New creative writing workshops launched in Essex and Thurrock

STOCK IMAGE: Unsplash/Aaron Burden

Submitted by Nina Douglas

A mentorship for underrepresented writers will work with Essex & Thurrock Libraries and Essex Book Festival will be offering creative writing workshops for aspiring authors interested in writing for children and young adults, in May 2022.

All Stories – the mentorship and outreach program for aspiring children’s book authors from underrepresented groups – returns for its second year, building on the success of the first with an expanded program and focus, funding increased and new industry partners

The program has had a hugely impactful first year, helping 14 writers develop their work – details of which can be found here. Now, the program returns for a second year, expanding mentorships by providing more opportunities for new writers, including workshops and writing groups.

Events will take place as below in May, and a subsequent event in July 2022.

  • Clacton Library on Saturday May 7 from 2 to 4 p.m. with Patrice Lawrence
  • Basildon Library on Tuesday May 10 from 7-9pm with Jane Elson
  • Corringham Library on Saturday May 14 from 10 a.m. to 12 p.m. with Jane Elson
  • Grays Library on Tuesday, May 17 from 7 to 9 p.m. with Patrice Lawrence
  • Belhus Library on Thursday May 19 from 2 p.m. to 4 p.m. with Jane Elson
  • Harlow Library on Saturday July 9 from 2 to 4 p.m. with Patrice Lawrence

Each two-hour workshop will give attendees a great grounding in the basics of children’s writing. The session will cover everything from choosing your readership and concept, to developing plot and characterization, with time for questions.

To register, you must be over 18, live in the UK and belong to an underrepresented group (identified as person of colour, LGBTQ+, disabled, neurodiverse, working or socio-economically disadvantaged).

Participants will also have the chance to join a writing group after the workshop in each location, providing additional support and a very important writing community.

Fully funded by the Authors’ Licensing and Collecting Society and Arts Council England (which is doubling its investment), All Stories aims to tackle issues of privilege and lack of diversity in children’s books.

Many of the first authors published today were able to afford courses, mentorship or MAs to develop their work, leaving those who cannot afford such help at a distinct disadvantage.

All Stories’ goal is to address this imbalance by encouraging and supporting aspiring writers from underrepresented groups. This work is essential to improving the overall diversity of authors, which will help ensure that young readers see themselves reflected in the books they read.

Year Two will offer ten mentorships to mid-level and young adult fiction writers over nine months, evolving from Year One’s format where writers of all age groups were mentored together for six months. Picture books and young fiction writers will be supported the following year, on a rolling basis.

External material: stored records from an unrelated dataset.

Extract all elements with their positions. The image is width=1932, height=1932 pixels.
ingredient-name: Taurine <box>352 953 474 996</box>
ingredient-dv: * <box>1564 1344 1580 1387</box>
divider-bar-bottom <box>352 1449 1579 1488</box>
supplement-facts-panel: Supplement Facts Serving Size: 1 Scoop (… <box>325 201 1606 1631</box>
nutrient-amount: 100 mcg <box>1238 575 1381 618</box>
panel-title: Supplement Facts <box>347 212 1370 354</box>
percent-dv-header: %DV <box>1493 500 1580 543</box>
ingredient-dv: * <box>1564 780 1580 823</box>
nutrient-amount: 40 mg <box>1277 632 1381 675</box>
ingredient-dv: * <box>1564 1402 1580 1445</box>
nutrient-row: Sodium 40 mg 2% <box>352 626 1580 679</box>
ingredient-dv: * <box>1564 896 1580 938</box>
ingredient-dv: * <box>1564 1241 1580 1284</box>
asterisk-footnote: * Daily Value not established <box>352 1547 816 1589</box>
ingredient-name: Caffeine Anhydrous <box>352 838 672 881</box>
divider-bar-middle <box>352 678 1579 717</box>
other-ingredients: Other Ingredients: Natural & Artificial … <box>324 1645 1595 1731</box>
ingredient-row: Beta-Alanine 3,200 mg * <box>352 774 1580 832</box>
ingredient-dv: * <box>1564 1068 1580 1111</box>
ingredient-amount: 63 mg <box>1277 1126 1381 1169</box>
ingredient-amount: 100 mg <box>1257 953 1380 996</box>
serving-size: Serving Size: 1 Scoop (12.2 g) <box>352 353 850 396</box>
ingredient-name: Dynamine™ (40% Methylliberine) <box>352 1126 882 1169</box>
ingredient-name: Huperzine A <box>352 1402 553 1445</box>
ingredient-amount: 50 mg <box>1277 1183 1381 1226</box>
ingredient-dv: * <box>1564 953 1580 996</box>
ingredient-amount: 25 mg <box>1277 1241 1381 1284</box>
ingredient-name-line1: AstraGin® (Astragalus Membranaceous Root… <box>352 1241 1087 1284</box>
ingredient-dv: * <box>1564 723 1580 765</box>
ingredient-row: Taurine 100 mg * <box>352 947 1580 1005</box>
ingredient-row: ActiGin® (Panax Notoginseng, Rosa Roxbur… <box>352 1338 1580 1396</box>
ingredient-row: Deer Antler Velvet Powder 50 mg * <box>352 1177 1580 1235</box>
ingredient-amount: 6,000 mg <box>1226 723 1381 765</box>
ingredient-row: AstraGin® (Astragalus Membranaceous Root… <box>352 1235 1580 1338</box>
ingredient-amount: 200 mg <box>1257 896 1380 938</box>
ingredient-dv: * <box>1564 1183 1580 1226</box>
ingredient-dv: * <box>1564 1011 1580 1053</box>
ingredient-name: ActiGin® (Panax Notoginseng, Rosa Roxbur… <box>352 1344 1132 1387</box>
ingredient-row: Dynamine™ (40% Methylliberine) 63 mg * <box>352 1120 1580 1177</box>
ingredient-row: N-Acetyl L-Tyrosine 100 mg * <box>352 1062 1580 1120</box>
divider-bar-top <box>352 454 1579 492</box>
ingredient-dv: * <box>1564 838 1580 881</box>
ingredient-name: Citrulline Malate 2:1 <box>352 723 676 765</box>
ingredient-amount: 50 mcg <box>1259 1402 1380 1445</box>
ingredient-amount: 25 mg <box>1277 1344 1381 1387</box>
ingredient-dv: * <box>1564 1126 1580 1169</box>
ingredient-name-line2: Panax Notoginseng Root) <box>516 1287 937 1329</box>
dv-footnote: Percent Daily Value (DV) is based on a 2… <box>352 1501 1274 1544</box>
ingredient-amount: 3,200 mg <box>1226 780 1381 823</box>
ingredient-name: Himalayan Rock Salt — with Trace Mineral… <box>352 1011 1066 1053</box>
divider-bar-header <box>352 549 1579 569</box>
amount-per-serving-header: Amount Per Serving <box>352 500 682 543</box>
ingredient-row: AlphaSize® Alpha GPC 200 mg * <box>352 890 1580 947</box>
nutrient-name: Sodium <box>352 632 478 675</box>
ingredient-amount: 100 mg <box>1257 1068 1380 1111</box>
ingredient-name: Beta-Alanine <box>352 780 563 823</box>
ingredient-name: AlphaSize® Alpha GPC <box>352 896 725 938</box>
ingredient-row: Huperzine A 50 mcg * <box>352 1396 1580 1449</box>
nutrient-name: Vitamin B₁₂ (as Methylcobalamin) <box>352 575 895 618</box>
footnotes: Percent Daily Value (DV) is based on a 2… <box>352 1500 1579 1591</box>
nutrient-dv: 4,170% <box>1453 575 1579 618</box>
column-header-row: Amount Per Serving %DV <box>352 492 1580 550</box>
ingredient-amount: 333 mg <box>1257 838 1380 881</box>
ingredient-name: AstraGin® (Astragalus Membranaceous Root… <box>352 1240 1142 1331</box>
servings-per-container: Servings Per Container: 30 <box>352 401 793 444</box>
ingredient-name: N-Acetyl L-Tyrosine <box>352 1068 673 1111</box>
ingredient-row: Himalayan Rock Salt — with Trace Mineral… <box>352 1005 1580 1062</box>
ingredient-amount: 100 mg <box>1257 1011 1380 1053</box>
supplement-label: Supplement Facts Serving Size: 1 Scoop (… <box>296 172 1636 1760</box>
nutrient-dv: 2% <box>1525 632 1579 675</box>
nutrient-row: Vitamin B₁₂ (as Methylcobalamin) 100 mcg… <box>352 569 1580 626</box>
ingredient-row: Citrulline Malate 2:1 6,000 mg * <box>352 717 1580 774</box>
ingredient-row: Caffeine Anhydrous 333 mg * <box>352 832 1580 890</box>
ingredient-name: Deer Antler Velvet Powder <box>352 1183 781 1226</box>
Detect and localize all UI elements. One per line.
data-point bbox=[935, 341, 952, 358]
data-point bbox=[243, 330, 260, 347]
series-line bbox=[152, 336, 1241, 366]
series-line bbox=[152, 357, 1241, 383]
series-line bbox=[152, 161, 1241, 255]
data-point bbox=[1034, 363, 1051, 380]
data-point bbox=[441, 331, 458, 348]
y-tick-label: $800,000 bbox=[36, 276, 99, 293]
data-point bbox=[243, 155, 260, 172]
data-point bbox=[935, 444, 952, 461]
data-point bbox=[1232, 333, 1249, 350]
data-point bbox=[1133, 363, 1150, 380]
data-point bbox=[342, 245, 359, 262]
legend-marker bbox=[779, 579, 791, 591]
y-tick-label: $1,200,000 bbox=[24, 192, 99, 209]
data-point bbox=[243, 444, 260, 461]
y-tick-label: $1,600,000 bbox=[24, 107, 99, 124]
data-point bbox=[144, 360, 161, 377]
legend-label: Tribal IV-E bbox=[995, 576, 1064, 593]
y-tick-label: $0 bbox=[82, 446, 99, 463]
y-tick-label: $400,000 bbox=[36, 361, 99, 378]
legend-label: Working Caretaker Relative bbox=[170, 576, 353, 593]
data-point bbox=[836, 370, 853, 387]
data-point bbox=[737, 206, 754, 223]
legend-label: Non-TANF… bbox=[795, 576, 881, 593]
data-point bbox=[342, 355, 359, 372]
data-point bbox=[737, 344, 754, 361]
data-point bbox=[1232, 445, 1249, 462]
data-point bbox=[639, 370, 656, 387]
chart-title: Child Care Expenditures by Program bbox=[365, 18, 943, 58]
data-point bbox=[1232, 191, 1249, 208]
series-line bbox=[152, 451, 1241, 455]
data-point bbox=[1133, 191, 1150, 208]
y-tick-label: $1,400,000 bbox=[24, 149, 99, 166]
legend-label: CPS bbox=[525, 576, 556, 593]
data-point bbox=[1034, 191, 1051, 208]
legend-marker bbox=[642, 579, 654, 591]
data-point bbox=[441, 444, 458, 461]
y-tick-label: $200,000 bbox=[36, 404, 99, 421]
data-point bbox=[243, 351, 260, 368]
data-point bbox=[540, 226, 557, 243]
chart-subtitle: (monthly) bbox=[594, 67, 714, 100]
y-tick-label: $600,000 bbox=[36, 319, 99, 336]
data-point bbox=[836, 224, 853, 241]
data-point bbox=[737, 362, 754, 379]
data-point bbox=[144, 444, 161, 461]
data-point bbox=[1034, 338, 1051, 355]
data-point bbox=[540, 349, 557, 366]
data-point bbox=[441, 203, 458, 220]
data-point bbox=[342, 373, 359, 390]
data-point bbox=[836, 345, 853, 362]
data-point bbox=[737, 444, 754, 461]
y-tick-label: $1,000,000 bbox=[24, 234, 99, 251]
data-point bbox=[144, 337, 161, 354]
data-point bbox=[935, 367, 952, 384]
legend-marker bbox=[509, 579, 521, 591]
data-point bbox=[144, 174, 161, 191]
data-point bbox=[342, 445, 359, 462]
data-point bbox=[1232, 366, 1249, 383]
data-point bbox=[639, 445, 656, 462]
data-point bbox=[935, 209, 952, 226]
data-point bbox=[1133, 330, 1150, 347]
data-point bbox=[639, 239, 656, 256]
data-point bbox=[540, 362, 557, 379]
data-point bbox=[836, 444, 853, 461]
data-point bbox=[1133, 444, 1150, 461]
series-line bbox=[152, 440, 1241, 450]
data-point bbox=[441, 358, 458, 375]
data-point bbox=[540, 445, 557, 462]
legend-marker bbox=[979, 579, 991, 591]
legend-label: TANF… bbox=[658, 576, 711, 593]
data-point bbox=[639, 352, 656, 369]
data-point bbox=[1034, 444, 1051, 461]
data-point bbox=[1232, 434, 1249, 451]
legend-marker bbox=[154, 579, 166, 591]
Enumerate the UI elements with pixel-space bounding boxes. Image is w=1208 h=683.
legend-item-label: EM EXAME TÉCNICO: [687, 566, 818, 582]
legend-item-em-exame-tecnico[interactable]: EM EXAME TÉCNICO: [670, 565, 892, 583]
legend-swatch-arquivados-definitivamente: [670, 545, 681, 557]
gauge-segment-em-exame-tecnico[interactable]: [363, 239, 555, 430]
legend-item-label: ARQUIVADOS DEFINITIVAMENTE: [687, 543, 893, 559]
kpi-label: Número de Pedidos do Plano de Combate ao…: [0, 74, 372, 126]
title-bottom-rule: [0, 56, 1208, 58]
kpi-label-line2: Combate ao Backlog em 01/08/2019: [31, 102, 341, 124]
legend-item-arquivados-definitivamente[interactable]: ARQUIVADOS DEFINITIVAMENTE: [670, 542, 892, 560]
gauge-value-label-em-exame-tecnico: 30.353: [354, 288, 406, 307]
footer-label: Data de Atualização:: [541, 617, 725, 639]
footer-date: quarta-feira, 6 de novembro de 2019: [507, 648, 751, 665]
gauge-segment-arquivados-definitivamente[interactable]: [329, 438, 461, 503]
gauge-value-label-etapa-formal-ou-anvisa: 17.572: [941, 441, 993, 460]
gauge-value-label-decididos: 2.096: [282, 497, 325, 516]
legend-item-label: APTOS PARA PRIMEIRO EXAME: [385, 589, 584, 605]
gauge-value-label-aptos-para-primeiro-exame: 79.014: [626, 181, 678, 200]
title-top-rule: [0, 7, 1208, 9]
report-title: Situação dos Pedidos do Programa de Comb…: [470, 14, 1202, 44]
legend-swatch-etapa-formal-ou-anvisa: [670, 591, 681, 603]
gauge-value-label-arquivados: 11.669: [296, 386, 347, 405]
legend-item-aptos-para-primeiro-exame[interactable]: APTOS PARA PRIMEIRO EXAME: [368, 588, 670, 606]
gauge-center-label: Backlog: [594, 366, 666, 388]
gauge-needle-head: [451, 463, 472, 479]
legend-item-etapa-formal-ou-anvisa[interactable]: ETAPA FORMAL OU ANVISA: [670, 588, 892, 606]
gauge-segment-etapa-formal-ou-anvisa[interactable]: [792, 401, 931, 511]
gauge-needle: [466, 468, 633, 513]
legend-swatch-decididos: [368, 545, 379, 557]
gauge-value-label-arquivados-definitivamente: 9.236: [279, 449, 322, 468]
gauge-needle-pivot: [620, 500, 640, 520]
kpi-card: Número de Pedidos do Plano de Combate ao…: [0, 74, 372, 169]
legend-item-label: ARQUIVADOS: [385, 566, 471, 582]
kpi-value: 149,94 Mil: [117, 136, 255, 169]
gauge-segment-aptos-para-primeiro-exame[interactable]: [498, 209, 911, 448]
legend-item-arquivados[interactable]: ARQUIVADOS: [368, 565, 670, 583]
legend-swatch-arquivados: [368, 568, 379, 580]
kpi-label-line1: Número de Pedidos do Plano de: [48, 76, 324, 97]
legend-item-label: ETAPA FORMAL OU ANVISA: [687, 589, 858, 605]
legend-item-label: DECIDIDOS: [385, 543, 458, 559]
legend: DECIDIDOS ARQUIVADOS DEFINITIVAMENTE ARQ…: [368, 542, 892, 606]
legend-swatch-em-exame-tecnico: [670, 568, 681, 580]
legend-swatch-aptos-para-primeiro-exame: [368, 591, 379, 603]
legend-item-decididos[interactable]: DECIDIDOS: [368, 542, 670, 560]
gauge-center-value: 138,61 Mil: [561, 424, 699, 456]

The 2022-2023 mentorship program will offer:

  • Ten free mentorships for talented mid-level and young adult fiction writers who are unable to pay for help developing their work. Each mentorship is offered by an independent editor, while in-house editors will provide support by presenting seven crafting webinars and demystifying the industry
  • A private online All Stories community for mentees
  • Free one-year membership to the Society of Children’s Book Writers and Illustrators (SCBWI)

Applications opened on April 8 and are open until June 30, with mentorships running from October 2022 to June 2023.

ONLY unagented and unpublished writers from underrepresented groups residing in the UK are eligible.

Founder of All Stories, children’s book publisher, Catherine Coe, said: “I couldn’t be happier with how the first year of the All Stories program has gone – and how brilliantly it has been supported by industry people.

“The fourteen mentees have learned and grown so much, and I can’t wait to see what’s next for these incredibly talented writers.

“But we can’t stop there – we must continue to support and encourage writers from underrepresented groups if we are truly to bring about lasting change and ensure that children’s books are truly inclusive and representative.”

All Stories patron, award-winning author Patrice Lawrence, said: “I wish All Stories had been around when I started.

“As a black writer from a working class family, I had absolutely no idea how to become a published author. I’m so proud to be the patron of such a supportive and successful program.”